Volumen 12 – Noviembre 28, 1922
«Al dar principio a mi Pasión, quise con mi palabra creadora y omnipotente bendecir a mi Mamá, pero no era sólo a Ella a quien bendecía, en mi Mamá veía a todas las criaturas, era Ella quien tenía el primado sobre todo, y en Ella bendecía a todas y a cada una, es más, bendecía cada pensamiento, palabra, acto, etc., mi palabra creadora, bendiciendo quedaba en acto de bendecir siempre.

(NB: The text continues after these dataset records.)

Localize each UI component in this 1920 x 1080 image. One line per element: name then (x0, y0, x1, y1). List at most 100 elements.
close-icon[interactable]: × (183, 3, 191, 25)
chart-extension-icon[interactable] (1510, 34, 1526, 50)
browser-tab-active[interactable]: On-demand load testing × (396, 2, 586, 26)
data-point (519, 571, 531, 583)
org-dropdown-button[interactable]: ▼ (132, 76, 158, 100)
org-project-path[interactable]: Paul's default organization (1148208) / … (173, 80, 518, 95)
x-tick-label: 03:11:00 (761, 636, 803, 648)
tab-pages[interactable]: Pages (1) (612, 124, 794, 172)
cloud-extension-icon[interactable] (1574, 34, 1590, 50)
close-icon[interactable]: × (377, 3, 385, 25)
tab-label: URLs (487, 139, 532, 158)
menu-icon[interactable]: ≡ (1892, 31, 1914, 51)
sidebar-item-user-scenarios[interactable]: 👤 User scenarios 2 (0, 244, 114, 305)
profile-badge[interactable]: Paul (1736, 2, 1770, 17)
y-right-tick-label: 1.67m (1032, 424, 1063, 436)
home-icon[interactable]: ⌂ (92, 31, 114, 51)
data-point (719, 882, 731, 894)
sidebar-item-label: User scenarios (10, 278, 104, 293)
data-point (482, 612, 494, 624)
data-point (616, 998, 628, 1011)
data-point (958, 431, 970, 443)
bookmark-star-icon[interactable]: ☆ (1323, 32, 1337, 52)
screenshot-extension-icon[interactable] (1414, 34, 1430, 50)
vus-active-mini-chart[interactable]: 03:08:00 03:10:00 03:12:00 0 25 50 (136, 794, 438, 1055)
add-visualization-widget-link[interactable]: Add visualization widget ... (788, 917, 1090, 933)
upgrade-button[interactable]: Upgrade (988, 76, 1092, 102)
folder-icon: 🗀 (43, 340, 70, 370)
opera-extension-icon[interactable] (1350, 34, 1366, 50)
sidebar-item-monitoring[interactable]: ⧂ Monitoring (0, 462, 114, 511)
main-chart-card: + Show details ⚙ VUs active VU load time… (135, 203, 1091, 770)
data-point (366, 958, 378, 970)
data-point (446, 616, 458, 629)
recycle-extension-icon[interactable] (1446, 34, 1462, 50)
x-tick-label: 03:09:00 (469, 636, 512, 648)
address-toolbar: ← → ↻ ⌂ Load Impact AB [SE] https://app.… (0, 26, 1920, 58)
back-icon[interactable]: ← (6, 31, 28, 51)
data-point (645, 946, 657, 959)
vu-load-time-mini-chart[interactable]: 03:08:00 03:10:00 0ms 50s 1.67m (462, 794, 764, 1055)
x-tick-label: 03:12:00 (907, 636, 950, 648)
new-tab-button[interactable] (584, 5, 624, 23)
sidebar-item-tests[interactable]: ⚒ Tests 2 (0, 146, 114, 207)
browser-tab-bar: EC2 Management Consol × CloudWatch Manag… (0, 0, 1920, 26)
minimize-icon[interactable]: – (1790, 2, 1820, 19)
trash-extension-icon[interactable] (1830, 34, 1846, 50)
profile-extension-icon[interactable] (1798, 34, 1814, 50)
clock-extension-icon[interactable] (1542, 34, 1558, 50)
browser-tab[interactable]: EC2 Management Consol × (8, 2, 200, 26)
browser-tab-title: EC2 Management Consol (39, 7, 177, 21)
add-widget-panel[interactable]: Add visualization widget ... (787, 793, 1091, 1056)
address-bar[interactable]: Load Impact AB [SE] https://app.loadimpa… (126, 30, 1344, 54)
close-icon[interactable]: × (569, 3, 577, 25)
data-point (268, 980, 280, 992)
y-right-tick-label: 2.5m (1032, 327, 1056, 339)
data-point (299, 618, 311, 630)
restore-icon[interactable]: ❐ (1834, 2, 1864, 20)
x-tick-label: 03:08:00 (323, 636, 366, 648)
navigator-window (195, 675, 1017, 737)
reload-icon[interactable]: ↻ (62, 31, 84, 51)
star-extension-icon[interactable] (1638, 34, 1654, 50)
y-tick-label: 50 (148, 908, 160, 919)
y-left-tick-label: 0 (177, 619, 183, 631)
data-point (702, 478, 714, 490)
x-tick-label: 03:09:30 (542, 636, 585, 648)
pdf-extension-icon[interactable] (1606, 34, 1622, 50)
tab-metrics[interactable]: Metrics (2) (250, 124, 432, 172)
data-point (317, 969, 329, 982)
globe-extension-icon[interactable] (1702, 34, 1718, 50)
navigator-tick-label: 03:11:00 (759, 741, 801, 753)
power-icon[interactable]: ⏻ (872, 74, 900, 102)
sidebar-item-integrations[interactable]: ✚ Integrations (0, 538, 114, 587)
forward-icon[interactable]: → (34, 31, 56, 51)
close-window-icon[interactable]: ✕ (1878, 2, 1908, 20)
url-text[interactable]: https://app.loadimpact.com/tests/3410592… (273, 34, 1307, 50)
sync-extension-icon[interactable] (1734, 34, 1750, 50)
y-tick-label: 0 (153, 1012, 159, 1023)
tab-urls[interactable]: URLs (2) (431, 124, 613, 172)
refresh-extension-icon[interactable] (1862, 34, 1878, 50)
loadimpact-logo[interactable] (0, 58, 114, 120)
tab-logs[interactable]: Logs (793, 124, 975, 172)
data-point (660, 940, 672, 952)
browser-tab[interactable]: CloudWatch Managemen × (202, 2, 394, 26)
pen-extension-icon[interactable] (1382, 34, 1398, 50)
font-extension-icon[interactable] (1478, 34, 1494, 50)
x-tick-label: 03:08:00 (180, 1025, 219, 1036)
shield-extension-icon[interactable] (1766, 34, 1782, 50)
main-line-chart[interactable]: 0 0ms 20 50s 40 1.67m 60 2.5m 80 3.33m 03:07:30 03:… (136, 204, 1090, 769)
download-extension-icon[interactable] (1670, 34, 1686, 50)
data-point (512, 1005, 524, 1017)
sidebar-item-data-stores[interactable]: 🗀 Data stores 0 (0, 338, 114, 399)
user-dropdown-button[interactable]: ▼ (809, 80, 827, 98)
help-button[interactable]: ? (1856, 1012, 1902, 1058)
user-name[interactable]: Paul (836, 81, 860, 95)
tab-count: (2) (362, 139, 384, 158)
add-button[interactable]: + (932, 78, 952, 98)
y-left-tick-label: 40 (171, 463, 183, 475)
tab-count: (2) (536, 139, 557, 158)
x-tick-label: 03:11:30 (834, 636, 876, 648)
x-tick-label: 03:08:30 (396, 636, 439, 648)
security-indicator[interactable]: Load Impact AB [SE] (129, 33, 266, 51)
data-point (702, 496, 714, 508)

Pero esto no es todo aún, con mi bendición quise llamar a mi Padre Celestial a bendecir para comunicar a la criatura la potencia; quise bendecirla a nombre mío y del Espíritu Santo para comunicarle la sabiduría y el amor, y así renovar la memoria, la inteligencia y la voluntad de la criatura, restableciéndola como soberana de todo. ¡Oh! si todos pudieran ver esta mi bendición, la sentirían en el agua que beben, en el fuego que los calienta, en el alimento que toman, en el dolor que los aflige, en los gemidos de la oración, en los remordimientos de la culpa, en el abandono de las criaturas, en todo escucharían mi bendición».